Thank you for your notebook @davidsalazarvergara
I think that in this competition win those who use the time series well

@rshamsy I started using H2Database loading all CSV into tables for data exploring, I’ll create small samples for quickly test some solutions


(Will) #10

interesting i wasn’t aware of that technique, i’ll have to check it out thank you!


(David Salazar) #11

I am using Kaggle Kernels to try this competition and there’s no reason to use Dask. A couple of suggestions:

1.You should try to reduce the RAM usage of any dataset you load and consequently any dataset you create. Every column in the dataframe has a particular numpy dtype but the defaults are sometimes an overkill. If you change them, your machine will be faster.
2. Load the different datasets sequentially: i.e., load two of them, merge them and then delete each of them you just loaded and call garbage collector. Continue doing the same with the other datasets.
When writing to disk, use the df.to_feather method.


(David Salazar) #12

I have created another kernel with your suggestions. The results did improve: from 0.759 to 0.763.

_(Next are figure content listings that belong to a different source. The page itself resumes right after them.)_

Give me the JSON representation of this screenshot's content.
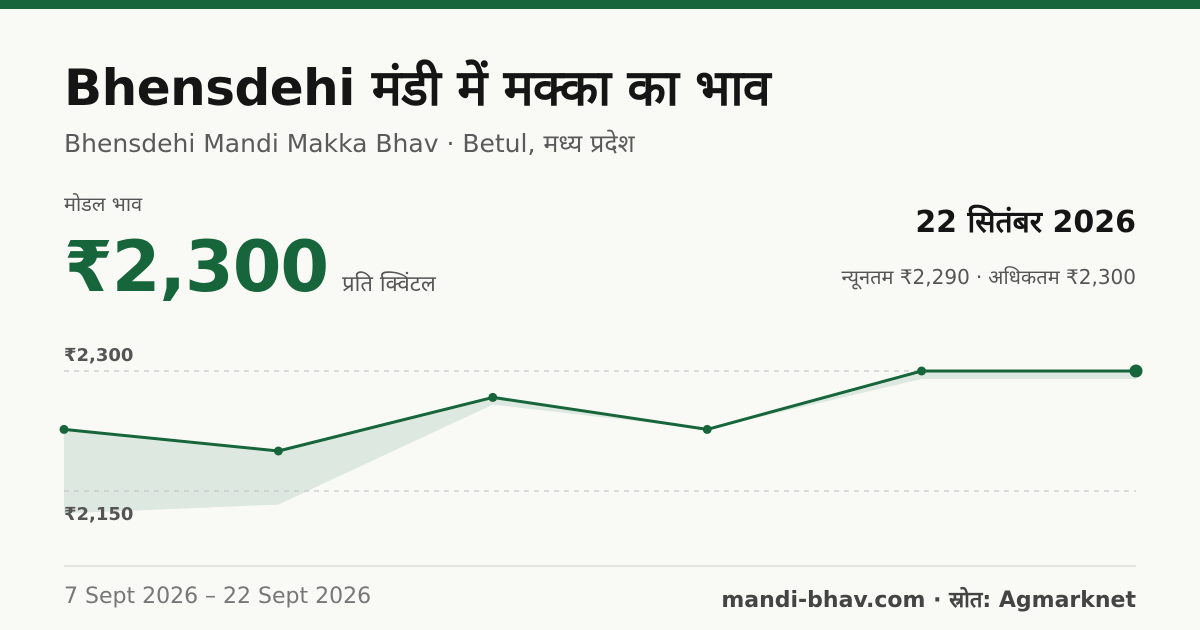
{
  "header": {
    "title": "Bhensdehi मंडी में मक्का का भाव",
    "subtitle": "Bhensdehi Mandi Makka Bhav · Betul, मध्य प्रदेश"
  },
  "price": {
    "label": "मोडल भाव",
    "value": "₹2,300",
    "unit": "प्रति क्विंटल"
  },
  "summary": {
    "date": "22 सितंबर 2026",
    "min_text": "न्यूनतम ₹2,290",
    "separator": "·",
    "max_text": "अधिकतम ₹2,300"
  },
  "footer": {
    "date_range": "7 Sept 2026 – 22 Sept 2026",
    "source": "mandi-bhav.com · स्रोत: Agmarknet"
  },
  "colors": {
    "accent": "#17653a",
    "band": "#dde8e0",
    "grid": "#c8c8c8"
  },
  "chart_data": {
    "type": "line",
    "series": [
      {
        "values": [
          2227,
          2200,
          2267,
          2227,
          2300,
          2300
        ],
        "min_values": [
          2122,
          2133,
          2258,
          2227,
          2290,
          2290
        ],
        "max_values": [
          2227,
          2200,
          2267,
          2227,
          2300,
          2300
        ]
      }
    ],
    "ylim": [
      2150,
      2300
    ],
    "gridlines": [
      {
        "value": 2150,
        "label": "₹2,150"
      },
      {
        "value": 2300,
        "label": "₹2,300"
      }
    ],
    "xlabel": "",
    "ylabel": ""
  }
}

  1. For the missing values, I already was handling them the way you said.
  2. I did tinker with the network architecture and it improved.
  3. Oversampling the imbalanced target class was the one that improved my results the most.
  4. Have not yet played with slight feature transformation when oversampling. Maybe I will try the SMOTE that @KodiakLabs said.

Thanks for your suggestions!


(Will) #13

Glad it’s working for you! I was getting similar results of ~.76 or so with an architecture 6 layers deep going 800 600 400 200 100 20 and dropout of .4 ,.3, .2, .2, .1, .01

These are far from optimal but just some things I experimented with when i had time. I’m actually getting married this weekend so my attention has been slightly diverted!

Have you tried putting the embedding matrix created in your neural net fitting process into your XGBoost(or similar) model as additional features? That has shown very good results in the past


#14

Congrats Will! Go divert your attention 100%.


(Sophia Wang) #15

I encountered the similar problem, after talking with my teammates, we think it might not necessary to load everything to pandas. Pandas is still able to handle 1 or 2 or 3 files separately, and we are selecting important features in a small set of features. What do you think about this approach?